The lack of access to public services is not the only disincentive to leaving the countryside. Rural hukou holders are entitled to land cultivation rights, allowing them to cultivate land for profit. While rural hukou holders can rent out their land if they decide to move into the city, they run the risk of the government reallocating the land in their absence. Rents tend to be very low, and many rural residents deem it more economically sound to remain in the village, or for at least a portion of the family to do so.

Factor 2: A “dual-track” land system

Near Xi’an, a lone “nail house” remains in a development zone, reflecting the unwillingness of many farmers to part with their land in exchange for what they see as inadequate compensation.

China’s “dual-track” system of land ownership, where farming collectives hold usage rights over rural land, and urban land remains under the ultimate ownership of local governments, works in multiple ways to drive the outward expansion of urban areas.

First, farmers lack bargaining power for land compensation, making them easy for local governments to exploit. Those same governments face economic and financial pressure, meaning they’re incentivized to expropriate cheap rural land and then sell the leasing rights to developers and investors. Development on converted land then contributes to economic growth targets, boosts longer-term tax revenue, and helps finance infrastructure projects.

Similarly, local governments can use this land as collateral to secure loans in order to further bridge revenue shortfalls and meet costs in other areas.

The World Bank has stated that these conditions have led to excess land conversion and the proliferation of large economic development zones and cheaper residential complexes along urban outskirts. Low-income rural migrants who have to pay extra for social services and those wanting to enter the property market are then incentivized to live in the lower-cost areas away from the city core and closer to new employment opportunities, further dispersing the population away from the urban center.

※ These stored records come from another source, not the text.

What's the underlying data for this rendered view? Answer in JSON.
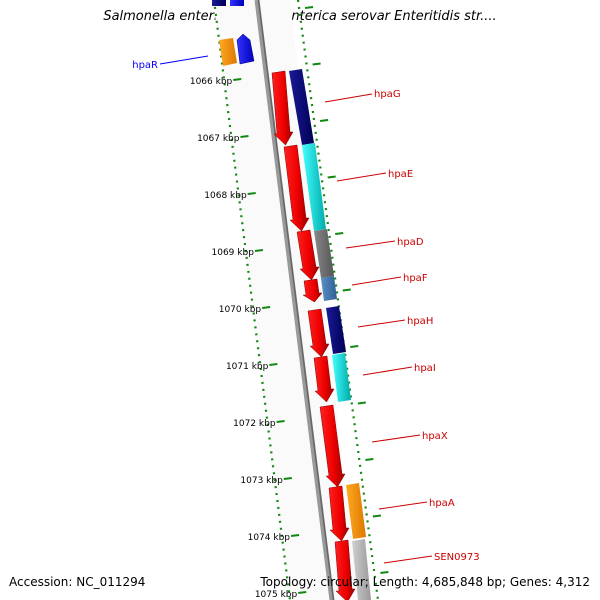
{
  "title": "Salmonella enterica subsp. enterica serovar Enteritidis str....",
  "accession": "Accession: NC_011294",
  "summary": "Topology: circular; Length: 4,685,848 bp; Genes: 4,312",
  "ruler": [
    {
      "label": "1066 kbp"
    },
    {
      "label": "1067 kbp"
    },
    {
      "label": "1068 kbp"
    },
    {
      "label": "1069 kbp"
    },
    {
      "label": "1070 kbp"
    },
    {
      "label": "1071 kbp"
    },
    {
      "label": "1072 kbp"
    },
    {
      "label": "1073 kbp"
    },
    {
      "label": "1074 kbp"
    },
    {
      "label": "1075 kbp"
    }
  ],
  "genes": [
    {
      "name": "hpaR",
      "strand": "forward",
      "color": "#0000ff"
    },
    {
      "name": "hpaG",
      "strand": "reverse",
      "color": "#cc0000"
    },
    {
      "name": "hpaE",
      "strand": "reverse",
      "color": "#cc0000"
    },
    {
      "name": "hpaD",
      "strand": "reverse",
      "color": "#cc0000"
    },
    {
      "name": "hpaF",
      "strand": "reverse",
      "color": "#cc0000"
    },
    {
      "name": "hpaH",
      "strand": "reverse",
      "color": "#cc0000"
    },
    {
      "name": "hpaI",
      "strand": "reverse",
      "color": "#cc0000"
    },
    {
      "name": "hpaX",
      "strand": "reverse",
      "color": "#cc0000"
    },
    {
      "name": "hpaA",
      "strand": "reverse",
      "color": "#cc0000"
    },
    {
      "name": "SEN0973",
      "strand": "reverse",
      "color": "#cc0000"
    }
  ]
}
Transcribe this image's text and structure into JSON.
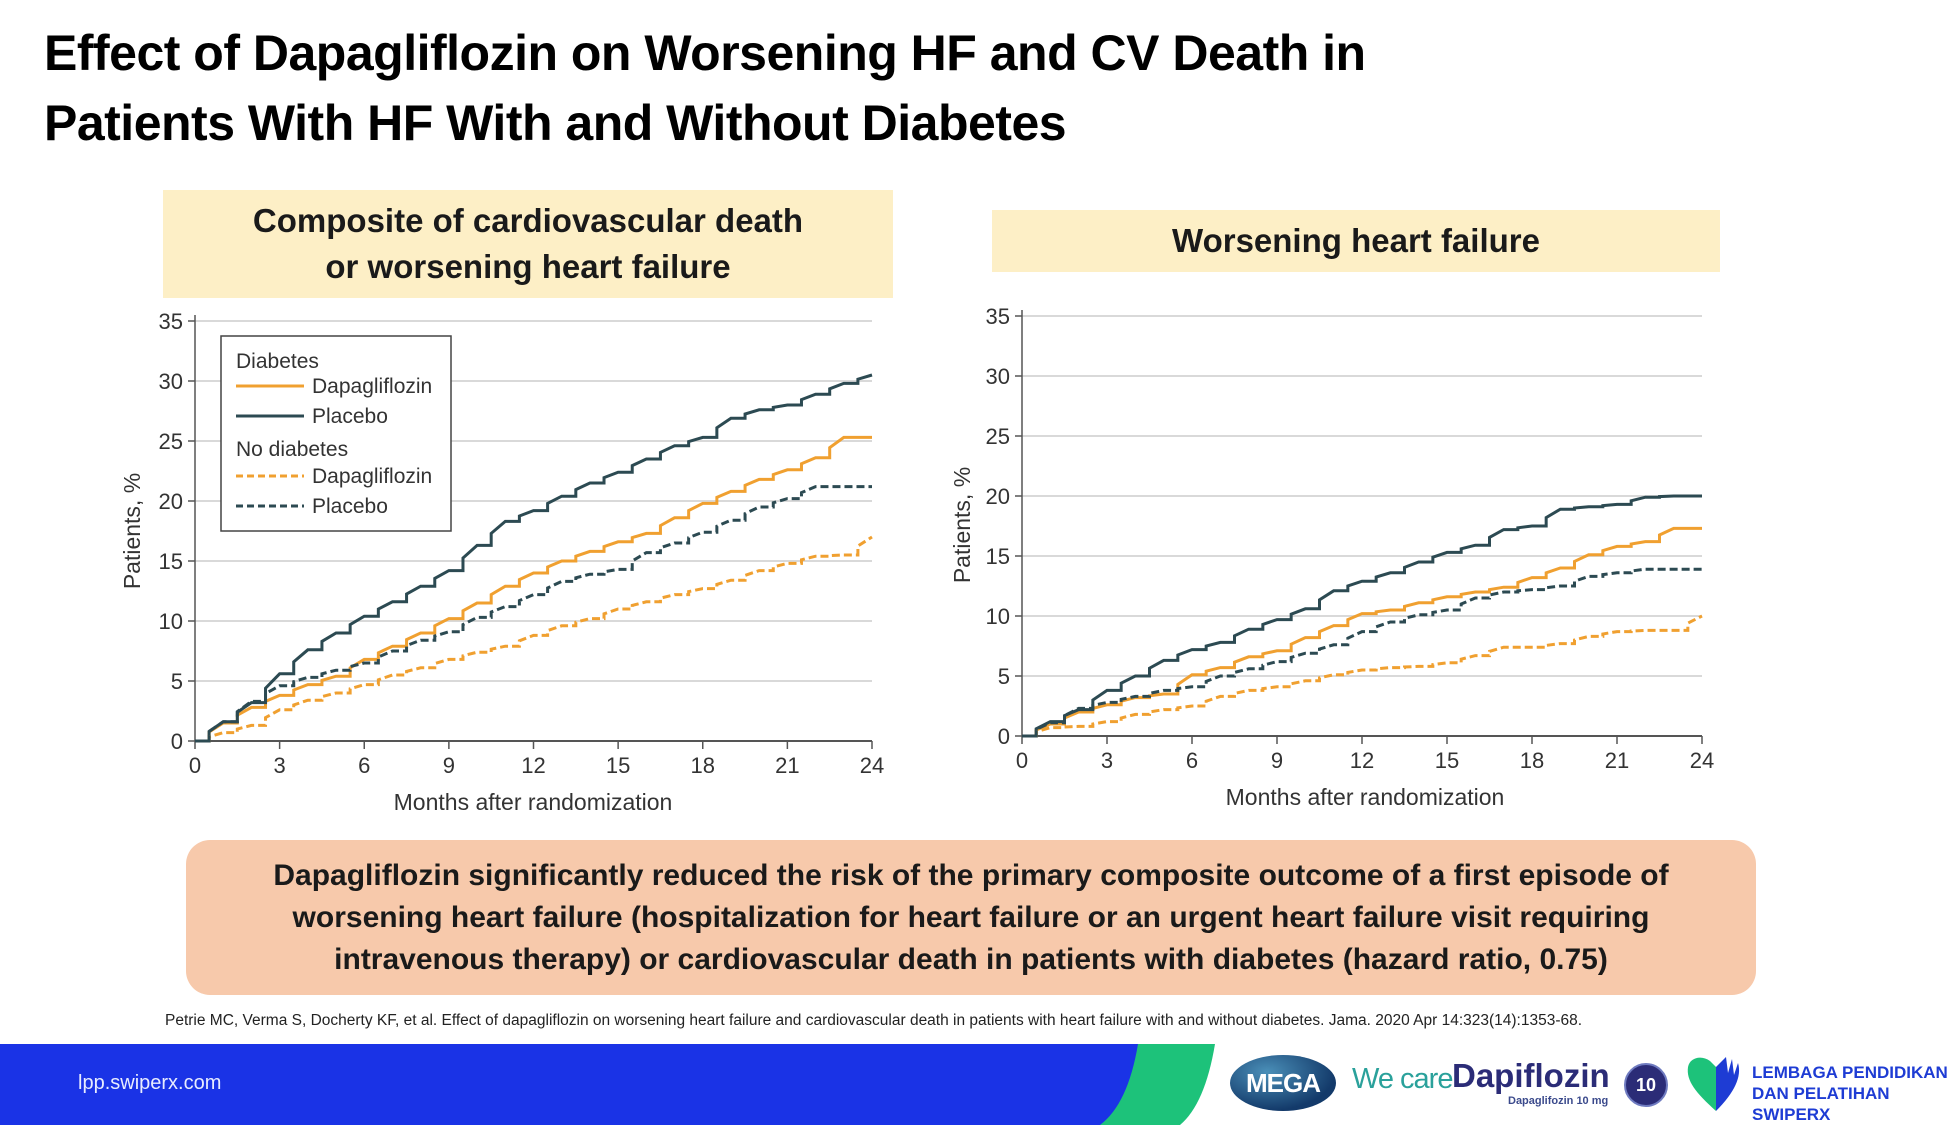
{
  "title_line1": "Effect of Dapagliflozin on Worsening HF and CV Death in",
  "title_line2": "Patients With HF With and Without Diabetes",
  "panels": {
    "left_header": "Composite of cardiovascular death or worsening heart failure",
    "right_header": "Worsening heart failure"
  },
  "colors": {
    "dapagliflozin": "#F0A030",
    "placebo": "#2C4A52",
    "panel_header_bg": "#FDEFC6",
    "summary_bg": "#F7C9AB",
    "footer_blue": "#1A33E6",
    "footer_green": "#1DC27A"
  },
  "legend": {
    "group1": "Diabetes",
    "group1_drug": "Dapagliflozin",
    "group1_placebo": "Placebo",
    "group2": "No diabetes",
    "group2_drug": "Dapagliflozin",
    "group2_placebo": "Placebo"
  },
  "chart_data": [
    {
      "type": "line",
      "title": "Composite of cardiovascular death or worsening heart failure",
      "xlabel": "Months after randomization",
      "ylabel": "Patients, %",
      "xlim": [
        0,
        24
      ],
      "ylim": [
        0,
        35
      ],
      "xticks": [
        0,
        3,
        6,
        9,
        12,
        15,
        18,
        21,
        24
      ],
      "yticks": [
        0,
        5,
        10,
        15,
        20,
        25,
        30,
        35
      ],
      "grid": "horizontal",
      "legend_position": "top-left",
      "series": [
        {
          "name": "Diabetes – Dapagliflozin",
          "style": "solid",
          "color": "dapagliflozin",
          "x": [
            0,
            1,
            2,
            3,
            4,
            5,
            6,
            7,
            8,
            9,
            10,
            11,
            12,
            13,
            14,
            15,
            16,
            17,
            18,
            19,
            20,
            21,
            22,
            23,
            24
          ],
          "y": [
            0,
            1.5,
            2.8,
            3.8,
            4.7,
            5.4,
            6.8,
            7.9,
            9.0,
            10.2,
            11.5,
            12.9,
            14.0,
            15.0,
            15.8,
            16.6,
            17.3,
            18.6,
            19.8,
            20.8,
            21.8,
            22.6,
            23.6,
            25.3,
            25.3
          ]
        },
        {
          "name": "Diabetes – Placebo",
          "style": "solid",
          "color": "placebo",
          "x": [
            0,
            1,
            2,
            3,
            4,
            5,
            6,
            7,
            8,
            9,
            10,
            11,
            12,
            13,
            14,
            15,
            16,
            17,
            18,
            19,
            20,
            21,
            22,
            23,
            24
          ],
          "y": [
            0,
            1.6,
            3.2,
            5.6,
            7.6,
            9.0,
            10.4,
            11.6,
            12.9,
            14.2,
            16.3,
            18.3,
            19.2,
            20.4,
            21.5,
            22.4,
            23.5,
            24.6,
            25.3,
            26.9,
            27.6,
            28.0,
            28.9,
            29.8,
            30.5
          ]
        },
        {
          "name": "No diabetes – Dapagliflozin",
          "style": "dashed",
          "color": "dapagliflozin",
          "x": [
            0,
            1,
            2,
            3,
            4,
            5,
            6,
            7,
            8,
            9,
            10,
            11,
            12,
            13,
            14,
            15,
            16,
            17,
            18,
            19,
            20,
            21,
            22,
            23,
            24
          ],
          "y": [
            0,
            0.7,
            1.3,
            2.6,
            3.4,
            4.0,
            4.7,
            5.5,
            6.1,
            6.8,
            7.4,
            7.9,
            8.8,
            9.6,
            10.2,
            11.0,
            11.6,
            12.2,
            12.7,
            13.4,
            14.2,
            14.8,
            15.4,
            15.5,
            17.0
          ]
        },
        {
          "name": "No diabetes – Placebo",
          "style": "dashed",
          "color": "placebo",
          "x": [
            0,
            1,
            2,
            3,
            4,
            5,
            6,
            7,
            8,
            9,
            10,
            11,
            12,
            13,
            14,
            15,
            16,
            17,
            18,
            19,
            20,
            21,
            22,
            23,
            24
          ],
          "y": [
            0,
            1.6,
            3.3,
            4.6,
            5.3,
            5.9,
            6.5,
            7.5,
            8.4,
            9.1,
            10.3,
            11.2,
            12.2,
            13.3,
            13.9,
            14.3,
            15.7,
            16.5,
            17.4,
            18.4,
            19.5,
            20.2,
            21.2,
            21.2,
            21.2
          ]
        }
      ]
    },
    {
      "type": "line",
      "title": "Worsening heart failure",
      "xlabel": "Months after randomization",
      "ylabel": "Patients, %",
      "xlim": [
        0,
        24
      ],
      "ylim": [
        0,
        35
      ],
      "xticks": [
        0,
        3,
        6,
        9,
        12,
        15,
        18,
        21,
        24
      ],
      "yticks": [
        0,
        5,
        10,
        15,
        20,
        25,
        30,
        35
      ],
      "grid": "horizontal",
      "series": [
        {
          "name": "Diabetes – Dapagliflozin",
          "style": "solid",
          "color": "dapagliflozin",
          "x": [
            0,
            1,
            2,
            3,
            4,
            5,
            6,
            7,
            8,
            9,
            10,
            11,
            12,
            13,
            14,
            15,
            16,
            17,
            18,
            19,
            20,
            21,
            22,
            23,
            24
          ],
          "y": [
            0,
            1.0,
            2.0,
            2.6,
            3.2,
            3.5,
            5.1,
            5.7,
            6.6,
            7.1,
            8.2,
            9.2,
            10.2,
            10.5,
            11.1,
            11.6,
            12.0,
            12.4,
            13.2,
            14.0,
            15.1,
            15.8,
            16.2,
            17.3,
            17.3
          ]
        },
        {
          "name": "Diabetes – Placebo",
          "style": "solid",
          "color": "placebo",
          "x": [
            0,
            1,
            2,
            3,
            4,
            5,
            6,
            7,
            8,
            9,
            10,
            11,
            12,
            13,
            14,
            15,
            16,
            17,
            18,
            19,
            20,
            21,
            22,
            23,
            24
          ],
          "y": [
            0,
            1.2,
            2.2,
            3.8,
            5.0,
            6.3,
            7.2,
            7.8,
            8.9,
            9.7,
            10.6,
            12.1,
            12.9,
            13.6,
            14.5,
            15.3,
            15.9,
            17.2,
            17.5,
            18.9,
            19.1,
            19.3,
            19.9,
            20.0,
            20.0
          ]
        },
        {
          "name": "No diabetes – Dapagliflozin",
          "style": "dashed",
          "color": "dapagliflozin",
          "x": [
            0,
            1,
            2,
            3,
            4,
            5,
            6,
            7,
            8,
            9,
            10,
            11,
            12,
            13,
            14,
            15,
            16,
            17,
            18,
            19,
            20,
            21,
            22,
            23,
            24
          ],
          "y": [
            0,
            0.7,
            0.8,
            1.2,
            1.8,
            2.2,
            2.5,
            3.3,
            3.8,
            4.1,
            4.6,
            5.1,
            5.5,
            5.7,
            5.8,
            6.1,
            6.7,
            7.4,
            7.4,
            7.7,
            8.3,
            8.7,
            8.8,
            8.8,
            10.0
          ]
        },
        {
          "name": "No diabetes – Placebo",
          "style": "dashed",
          "color": "placebo",
          "x": [
            0,
            1,
            2,
            3,
            4,
            5,
            6,
            7,
            8,
            9,
            10,
            11,
            12,
            13,
            14,
            15,
            16,
            17,
            18,
            19,
            20,
            21,
            22,
            23,
            24
          ],
          "y": [
            0,
            1.1,
            2.3,
            2.8,
            3.3,
            3.8,
            4.1,
            5.0,
            5.6,
            6.2,
            6.9,
            7.6,
            8.7,
            9.5,
            10.1,
            10.5,
            11.5,
            12.0,
            12.2,
            12.5,
            13.3,
            13.6,
            13.9,
            13.9,
            13.9
          ]
        }
      ]
    }
  ],
  "summary": "Dapagliflozin significantly reduced the risk of the primary composite outcome of a first episode of worsening heart failure (hospitalization for heart failure or an urgent heart failure visit requiring intravenous therapy) or cardiovascular death in patients with diabetes (hazard ratio, 0.75)",
  "citation": "Petrie MC, Verma S, Docherty KF, et al. Effect of dapagliflozin on worsening heart failure and cardiovascular death in patients with heart failure with and without diabetes. Jama. 2020 Apr 14:323(14):1353-68.",
  "footer": {
    "url": "lpp.swiperx.com",
    "logo_mega": "MEGA",
    "tagline": "We care",
    "brand": "Dapiflozin",
    "brand_sub": "Dapaglifozin 10 mg",
    "brand_badge": "10",
    "org_line1": "LEMBAGA PENDIDIKAN",
    "org_line2": "DAN PELATIHAN SWIPERX"
  }
}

What are authorities doing about it?

The central government has recently announced measures to combat urban sprawl and encourage urban migration, but without adequate funding for implementation, it’s unlikely these measures will change much.

More significant are the changes to the hukou system that central authorities announced in December 2019. These changes call for the hukou system to be relaxed in cities with populations of 3 million to 5 million, and would see it removed in cities with populations under 3 million. Cities with populations over 5 million would retain an unspecified “simplified” version of the hukou system.

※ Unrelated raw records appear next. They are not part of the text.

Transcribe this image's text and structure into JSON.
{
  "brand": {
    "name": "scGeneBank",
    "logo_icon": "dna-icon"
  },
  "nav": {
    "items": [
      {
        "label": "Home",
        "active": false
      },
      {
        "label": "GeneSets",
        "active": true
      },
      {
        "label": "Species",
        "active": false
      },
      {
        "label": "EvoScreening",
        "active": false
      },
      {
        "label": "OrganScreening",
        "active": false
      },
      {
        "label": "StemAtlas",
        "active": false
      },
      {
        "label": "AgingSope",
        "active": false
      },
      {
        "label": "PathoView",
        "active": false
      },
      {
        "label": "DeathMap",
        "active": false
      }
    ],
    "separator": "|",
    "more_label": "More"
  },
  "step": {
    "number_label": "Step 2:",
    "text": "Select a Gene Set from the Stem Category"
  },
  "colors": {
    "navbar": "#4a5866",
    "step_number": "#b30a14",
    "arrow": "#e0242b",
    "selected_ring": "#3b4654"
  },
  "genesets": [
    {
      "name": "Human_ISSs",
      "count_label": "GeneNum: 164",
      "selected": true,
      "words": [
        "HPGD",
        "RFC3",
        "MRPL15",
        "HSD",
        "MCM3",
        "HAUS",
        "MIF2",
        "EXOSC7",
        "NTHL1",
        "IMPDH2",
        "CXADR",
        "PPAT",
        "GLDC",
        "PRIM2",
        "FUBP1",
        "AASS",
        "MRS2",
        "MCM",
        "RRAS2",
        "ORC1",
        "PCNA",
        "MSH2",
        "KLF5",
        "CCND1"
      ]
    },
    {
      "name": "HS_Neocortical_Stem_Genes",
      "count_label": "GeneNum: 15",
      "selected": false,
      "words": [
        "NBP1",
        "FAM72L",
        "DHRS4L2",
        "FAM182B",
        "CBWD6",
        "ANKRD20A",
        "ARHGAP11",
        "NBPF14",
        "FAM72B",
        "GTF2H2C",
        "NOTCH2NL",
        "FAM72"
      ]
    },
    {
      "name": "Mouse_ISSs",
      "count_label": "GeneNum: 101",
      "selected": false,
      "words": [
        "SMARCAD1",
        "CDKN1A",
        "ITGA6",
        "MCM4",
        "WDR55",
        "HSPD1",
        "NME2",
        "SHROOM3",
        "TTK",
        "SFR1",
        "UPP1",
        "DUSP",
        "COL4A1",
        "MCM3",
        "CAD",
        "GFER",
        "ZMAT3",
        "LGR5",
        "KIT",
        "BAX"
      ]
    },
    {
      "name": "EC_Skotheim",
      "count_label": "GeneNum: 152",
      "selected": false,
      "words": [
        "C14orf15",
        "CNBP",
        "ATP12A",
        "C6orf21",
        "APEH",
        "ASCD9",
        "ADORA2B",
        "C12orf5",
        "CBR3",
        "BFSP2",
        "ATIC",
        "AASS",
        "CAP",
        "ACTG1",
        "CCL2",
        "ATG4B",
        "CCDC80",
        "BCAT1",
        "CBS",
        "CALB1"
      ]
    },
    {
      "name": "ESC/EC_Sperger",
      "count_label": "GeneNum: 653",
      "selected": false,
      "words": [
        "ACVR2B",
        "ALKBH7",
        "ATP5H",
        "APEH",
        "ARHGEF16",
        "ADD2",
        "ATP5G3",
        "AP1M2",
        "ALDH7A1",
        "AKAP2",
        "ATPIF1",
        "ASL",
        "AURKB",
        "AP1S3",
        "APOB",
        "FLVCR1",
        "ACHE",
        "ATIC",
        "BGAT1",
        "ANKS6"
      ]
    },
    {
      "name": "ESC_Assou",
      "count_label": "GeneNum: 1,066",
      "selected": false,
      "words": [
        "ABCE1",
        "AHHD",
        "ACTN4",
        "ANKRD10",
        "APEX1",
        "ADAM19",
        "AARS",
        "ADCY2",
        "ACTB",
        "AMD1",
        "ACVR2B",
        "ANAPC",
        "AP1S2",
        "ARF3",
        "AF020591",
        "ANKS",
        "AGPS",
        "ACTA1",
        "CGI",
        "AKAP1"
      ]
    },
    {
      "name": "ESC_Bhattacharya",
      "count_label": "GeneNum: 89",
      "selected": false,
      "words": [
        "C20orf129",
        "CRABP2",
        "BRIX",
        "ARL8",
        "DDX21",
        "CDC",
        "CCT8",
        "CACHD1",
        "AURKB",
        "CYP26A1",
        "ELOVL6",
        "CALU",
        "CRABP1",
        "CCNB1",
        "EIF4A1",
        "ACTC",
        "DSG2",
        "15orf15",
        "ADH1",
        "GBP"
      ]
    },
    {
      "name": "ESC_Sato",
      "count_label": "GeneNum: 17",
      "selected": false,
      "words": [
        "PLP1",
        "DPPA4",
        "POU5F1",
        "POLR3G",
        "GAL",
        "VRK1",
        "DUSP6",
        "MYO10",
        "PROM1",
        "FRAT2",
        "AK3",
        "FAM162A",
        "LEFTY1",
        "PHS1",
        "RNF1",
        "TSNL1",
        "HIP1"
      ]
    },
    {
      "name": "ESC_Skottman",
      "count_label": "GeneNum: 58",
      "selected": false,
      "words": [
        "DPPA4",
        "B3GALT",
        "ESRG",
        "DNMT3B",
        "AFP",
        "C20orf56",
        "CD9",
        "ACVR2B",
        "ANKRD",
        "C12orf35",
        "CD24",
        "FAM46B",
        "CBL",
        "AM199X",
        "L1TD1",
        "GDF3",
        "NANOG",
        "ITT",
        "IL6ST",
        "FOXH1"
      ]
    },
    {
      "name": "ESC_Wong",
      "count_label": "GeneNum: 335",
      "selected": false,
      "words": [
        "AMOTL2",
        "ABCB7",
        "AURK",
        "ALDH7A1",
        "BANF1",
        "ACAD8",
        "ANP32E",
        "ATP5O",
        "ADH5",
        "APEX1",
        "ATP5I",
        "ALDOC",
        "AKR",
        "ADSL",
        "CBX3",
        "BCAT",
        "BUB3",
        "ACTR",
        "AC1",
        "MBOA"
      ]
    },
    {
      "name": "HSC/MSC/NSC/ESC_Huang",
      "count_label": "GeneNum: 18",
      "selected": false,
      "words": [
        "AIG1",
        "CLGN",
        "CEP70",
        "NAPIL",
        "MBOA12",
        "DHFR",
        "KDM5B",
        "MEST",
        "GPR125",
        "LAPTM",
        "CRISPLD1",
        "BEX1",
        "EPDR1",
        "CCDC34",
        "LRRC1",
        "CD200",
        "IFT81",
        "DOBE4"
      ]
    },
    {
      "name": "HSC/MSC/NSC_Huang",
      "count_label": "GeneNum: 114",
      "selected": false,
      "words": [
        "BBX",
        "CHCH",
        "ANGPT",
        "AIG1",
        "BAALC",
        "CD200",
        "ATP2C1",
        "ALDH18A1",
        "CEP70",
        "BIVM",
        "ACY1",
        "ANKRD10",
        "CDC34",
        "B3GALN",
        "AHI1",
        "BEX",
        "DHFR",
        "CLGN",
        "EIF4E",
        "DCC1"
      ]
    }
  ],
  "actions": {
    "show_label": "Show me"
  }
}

Bloomberg observes that, in theory, this would dismantle the hukou system across much of China. Sociologist Wang Feng goes as far as to say, “Such a move will no doubt increase labor mobility, usher in new economic dynamism, and reduce a type of social inequality that has plagued China for over half of a century.”

Yet such optimism is likely premature. Local governments have gotten no funding to carry out these changes.

Given that local governments remain responsible for funding social services, and that many face increasing levels of debt and reduced revenue intakes, it is unlikely that they will rush to implement policies that would encourage increased migration and burden them with greater costs. Nor are the residents of China’s richest cities enthusiastic about sharing their schools and hospitals with millions of arrivals from the countryside.

Similarly, while the central government continues to pay lip service to increasing the property rights of rural hukou holders and has begun to take steps to address some of the incentives that prompt local governments to expropriate excess rural land, it is yet to roll out a comprehensive overhaul of its land ownership system that would effectively slow or limit the conversion of rural land and remove barriers to urban migration.

In the absence of a comprehensive set of fully funded reforms that properly address urban and rural inequalities, uneven and fragmented urban sprawl looks set to characterize Chinese cityscapes well into the future.